Sunday, April 20, 2014


Daughter retraces the fortunate journey that saved her father from the Holocaust
By Brenda Lewis

Henry Lewis with daughter Brenda
My father, Henry Lewis, born Heinz Laufer, was more fortunate than most people. From a Czech Jewish family, he was, at age 14, one of the lucky children sent to safety in England in 1939 just before the outbreak of the Second World War. 

The person responsible was a 29-year-old London stockbroker named Nicholas Winton. Understanding the urgency, Winton organized an effort to evacuate, and relocate to England, as many Jewish children as possible before the Nazis nvaded Czechoslovakia. He managed to save the lives of 669 children, including my father. They eventually became known as Winton Kinder.

The rest of my father’s family did not fare so well. His mother succumbed to tuberculosis at the concentration camp in Terezin, the holding camp for Czech Jews en route to Auschwitz, where both his father and brother perished at the hands of the Nazis.

Despite this unimaginable tragedy, my father worked past his grief, going on to live a life of gratitude, with a commitment to teaching the human rights lessons of the Holocaust. Both he and my mother were very active in organizations for survivors, such as himself, of the Kindertransport movement.

A year ago, I learned of plans for a re-enactment of the Winton train journey – which saved my father and the 668 others – that would mark the 70th anniversary of what was to have been the final Kindertransport trip from Prague in September 1939; a trip that never took place because of the war’s outbreak when the Nazis invaded Poland on September 1 that year.

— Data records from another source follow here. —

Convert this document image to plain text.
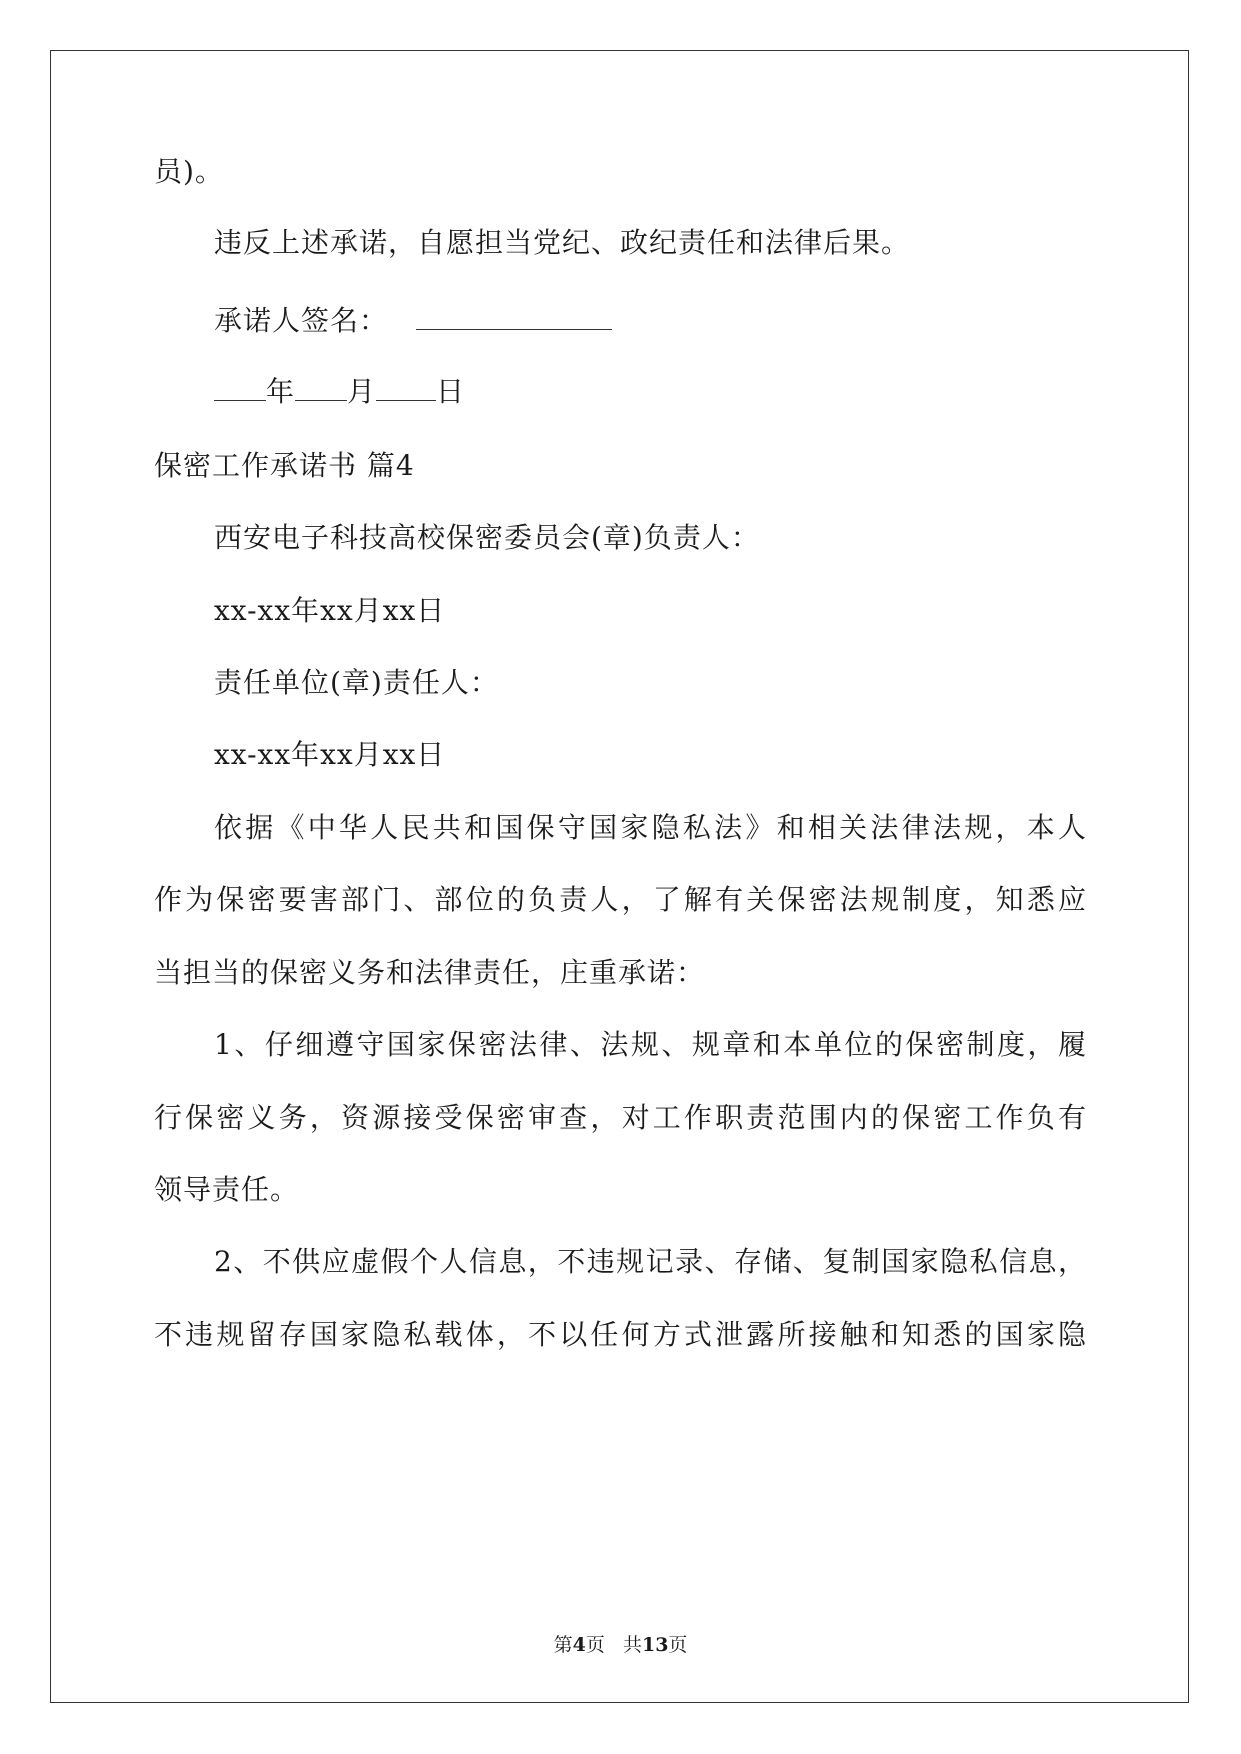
员)。
违反上述承诺，自愿担当党纪、政纪责任和法律后果。
承诺人签名：
年 月 日
保密工作承诺书 篇4
西安电子科技高校保密委员会(章)负责人：
xx-xx年xx月xx日
责任单位(章)责任人：
xx-xx年xx月xx日
依据《中华人民共和国保守国家隐私法》和相关法律法规，本人
作为保密要害部门、部位的负责人，了解有关保密法规制度，知悉应
当担当的保密义务和法律责任，庄重承诺：
1、仔细遵守国家保密法律、法规、规章和本单位的保密制度，履
行保密义务，资源接受保密审查，对工作职责范围内的保密工作负有
领导责任。
2、不供应虚假个人信息，不违规记录、存储、复制国家隐私信息，
不违规留存国家隐私载体，不以任何方式泄露所接触和知悉的国家隐
第4页 共13页
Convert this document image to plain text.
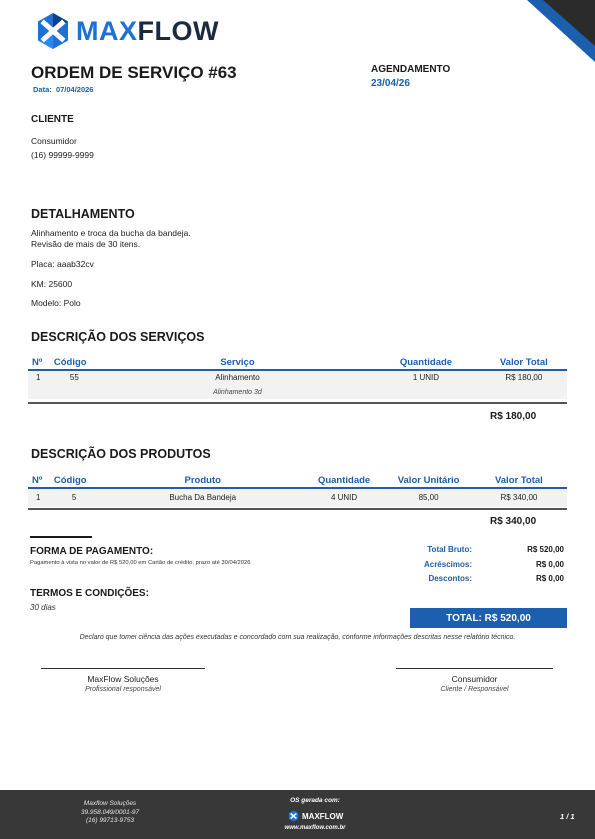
MAXFLOW
ORDEM DE SERVIÇO #63
Data: 07/04/2026
AGENDAMENTO
23/04/26
CLIENTE
Consumidor
(16) 99999-9999
DETALHAMENTO
Alinhamento e troca da bucha da bandeja.
Revisão de mais de 30 itens.
Placa: aaab32cv
KM: 25600
Modelo: Polo
DESCRIÇÃO DOS SERVIÇOS
Nº	Código	Serviço	Quantidade	Valor Total
1	55	Alinhamento	1 UNID	R$ 180,00
		Alinhamento 3d		
R$ 180,00
DESCRIÇÃO DOS PRODUTOS
Nº	Código	Produto	Quantidade	Valor Unitário	Valor Total
1	5	Bucha Da Bandeja	4 UNID	85,00	R$ 340,00
R$ 340,00
FORMA DE PAGAMENTO:
Pagamento à vista no valor de R$ 520,00 em Cartão de crédito, prazo até 30/04/2026
Total Bruto:	R$ 520,00
Acréscimos:	R$ 0,00
Descontos:	R$ 0,00
TERMOS E CONDIÇÕES:
30 dias
TOTAL: R$ 520,00
Declaro que tomei ciência das ações executadas e concordado com sua realização, conforme informações descritas nesse relatório técnico.
MaxFlow Soluções
Profissional responsável
Consumidor
Cliente / Responsável
Maxflow Soluções
39.958.049/0001-97
(16) 99713-9753
OS gerada com:
MAXFLOW
www.maxflow.com.br
1 / 1
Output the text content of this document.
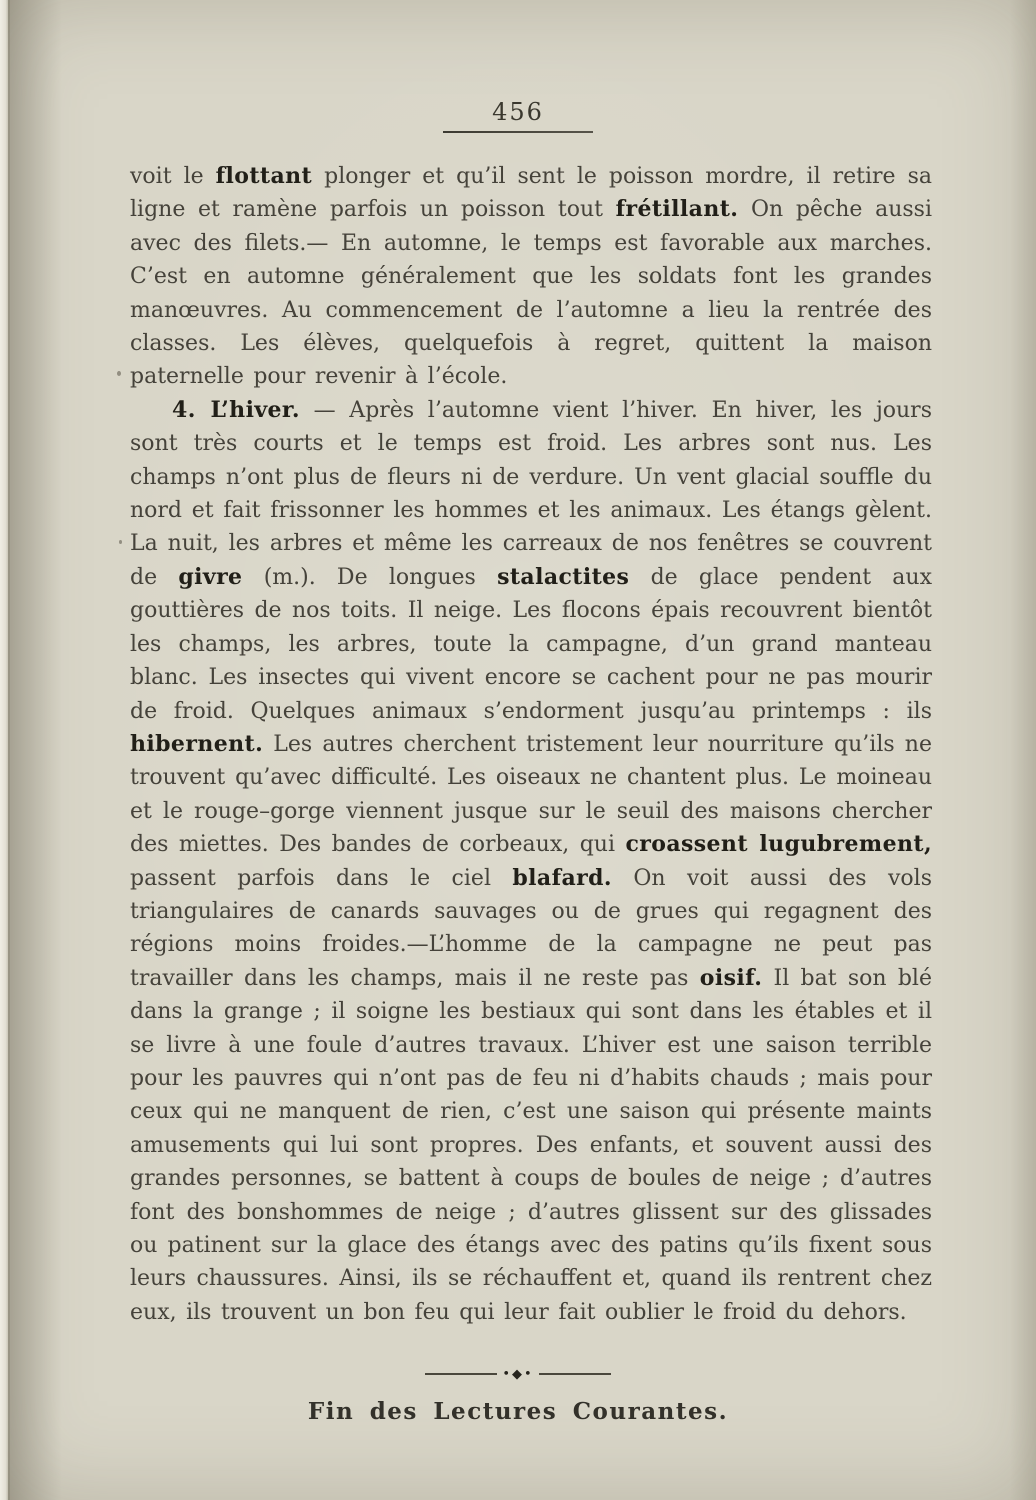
456

voit le flottant plonger et qu’il sent le poisson mordre, il retire sa ligne et ramène parfois un poisson tout frétillant. On pêche aussi avec des filets.— En automne, le temps est favorable aux marches. C’est en automne généralement que les soldats font les grandes manœuvres. Au commencement de l’automne a lieu la rentrée des classes. Les élèves, quelquefois à regret, quittent la maison paternelle pour revenir à l’école.

4. L’hiver. — Après l’automne vient l’hiver. En hiver, les jours sont très courts et le temps est froid. Les arbres sont nus. Les champs n’ont plus de fleurs ni de verdure. Un vent glacial souffle du nord et fait frissonner les hommes et les animaux. Les étangs gèlent. La nuit, les arbres et même les carreaux de nos fenêtres se couvrent de givre (m.). De longues stalactites de glace pendent aux gouttières de nos toits. Il neige. Les flocons épais recouvrent bientôt les champs, les arbres, toute la campagne, d’un grand manteau blanc. Les insectes qui vivent encore se cachent pour ne pas mourir de froid. Quelques animaux s’endorment jusqu’au printemps : ils hibernent. Les autres cherchent tristement leur nourriture qu’ils ne trouvent qu’avec difficulté. Les oiseaux ne chantent plus. Le moineau et le rouge–gorge viennent jusque sur le seuil des maisons chercher des miettes. Des bandes de corbeaux, qui croassent lugubrement, passent parfois dans le ciel blafard. On voit aussi des vols triangulaires de canards sauvages ou de grues qui regagnent des régions moins froides.—L’homme de la campagne ne peut pas travailler dans les champs, mais il ne reste pas oisif. Il bat son blé dans la grange ; il soigne les bestiaux qui sont dans les étables et il se livre à une foule d’autres travaux. L’hiver est une saison terrible pour les pauvres qui n’ont pas de feu ni d’habits chauds ; mais pour ceux qui ne manquent de rien, c’est une saison qui présente maints amusements qui lui sont propres. Des enfants, et souvent aussi des grandes personnes, se battent à coups de boules de neige ; d’autres font des bonshommes de neige ; d’autres glissent sur des glissades ou patinent sur la glace des étangs avec des patins qu’ils fixent sous leurs chaussures. Ainsi, ils se réchauffent et, quand ils rentrent chez eux, ils trouvent un bon feu qui leur fait oublier le froid du dehors.

•◆•
Fin des Lectures Courantes.
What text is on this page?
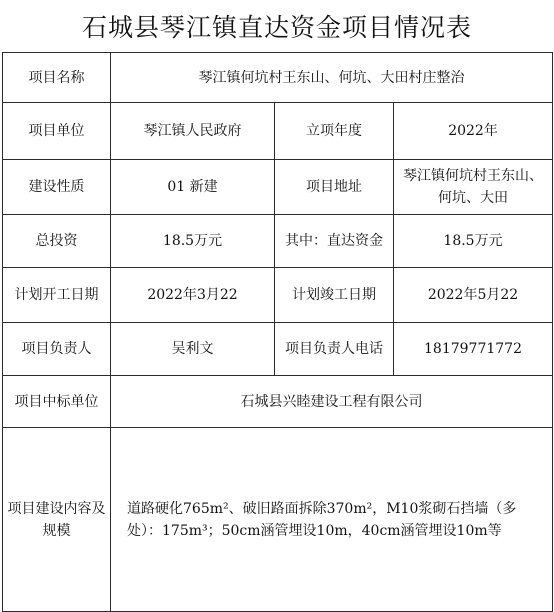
石城县琴江镇直达资金项目情况表
项目名称	琴江镇何坑村王东山、何坑、大田村庄整治		
项目单位	琴江镇人民政府	立项年度	2022年
建设性质	01 新建	项目地址	琴江镇何坑村王东山、何坑、大田
总投资	18.5万元	其中：直达资金	18.5万元
计划开工日期	2022年3月22	计划竣工日期	2022年5月22
项目负责人	吴利文	项目负责人电话	18179771772
项目中标单位	石城县兴睦建设工程有限公司		
项目建设内容及规模	道路硬化765m²、破旧路面拆除370m²，M10浆砌石挡墙（多处）：175m³；50cm涵管埋设10m，40cm涵管埋设10m等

The Winton Train pulls into Liverpool Station in London, September 4, completing a four-day commemorative journey from Prague.
I was determined to participate in this historical train and ferry trip, which was being created for the purposes of thanking Sir Nicholas Winton, now 100, and of inspiring contemporary and future generations to know that we can each make a difference in our world. It was also a way for me to honour my father – who passed away in December 2007, after a rich, full life of almost 84 years – and our family’s memory.

Two months ago, from September 1 to 4, my dream became a reality. So much happened over those four days that I am still reflecting back with wonder. Early the first morning, a group of 22 actual Winton Kinder, and dozens of us from “the next generation or two” representing our parents and grandparents, arrived at the train station in Prague. One of my two most emotional moments hit suddenly, as I heard that first high and lonesome train whistle and saw a billowy puff of steam from the train dissolving into the sky.

By day’s end, we were in Nuremberg, Germany. All along the way, it was so touching to see people lining railroad crossings, waving at us as we passed. They brought their children to meet us when we pulled into each train station where fire engines refilled the train engine’s water supply. The children’s presence was very symbolic.

On the second day, we spent two hours winding along parallel to the stunning castle-lined Rhine River en route to Cologne. I continued to meet many survivors and their families, as I believe that is what Dad would have done. They had many fascinating stories to tell. My father would have looked for potential connections from their shared past. I felt that the best way I could represent him was by being his ambassador – as well as by singing a few jazz numbers with our traveling “1930s band” – also a highlight!

On the evening of the third day, we boarded a huge ferry at the Hook of Holland and crossed overnight to Harwich, England. A final steam train chugged us off to Liverpool Station, London where we were met by Sir Nicholas Winton.

The survivors disembarked right away, to be the first to meet Sir Nicholas.

Brenda meeting Sir Nicholas
From the corner of my eye, I spotted this dear, humble man and was overcome by emotion for the final time on this journey. A few minutes later, I at last had the chance to thank him for saving my father’s life – and for making possible the lives of my siblings, my niece and me. I now know how gratitude truly feels.

 Visit for more information about the Winton Train 

This article first appeared in the Ottawa Jewish Bulletin, Nov 2 2009 (p 17)

The documentary "Nicky's Family," presented in commemoration of Holocaust Remembrance Day, plays Sunday April 27th at 2pm and Monday April 28th at 6:30.


  1. Winton Kids beautiful story. Thanks Mr. Winton for being the man you are.

  2. I hadn't read you blog before today, Brenda, but I knew your father's story already from your other posts on fb. What a wonderful man and 105 today - exceptional person who made life possible for so many people.

  3. This is an amazing story Brenda. Thank you for sharing this with me, with us all.

  4. What a story... I am of several other cases where groups of children were saved through the efforts of exceptional figures. One was Wilfrid Israel, a personal friend of my wife's parents, who arranged the evacuation of over one thousand Jews from Germany at the nick of time. Another was Lena Kichler-Zilberman who saw an orphanage of 100 children through the Polish holocaust and into Palestine / Israel. In these and all other cases known to me, The feeling of impending doom propelled these exexceptional people into doing the unimaginable, appealing for (and receiving) assistance from most unlikely sources, and persevering for years.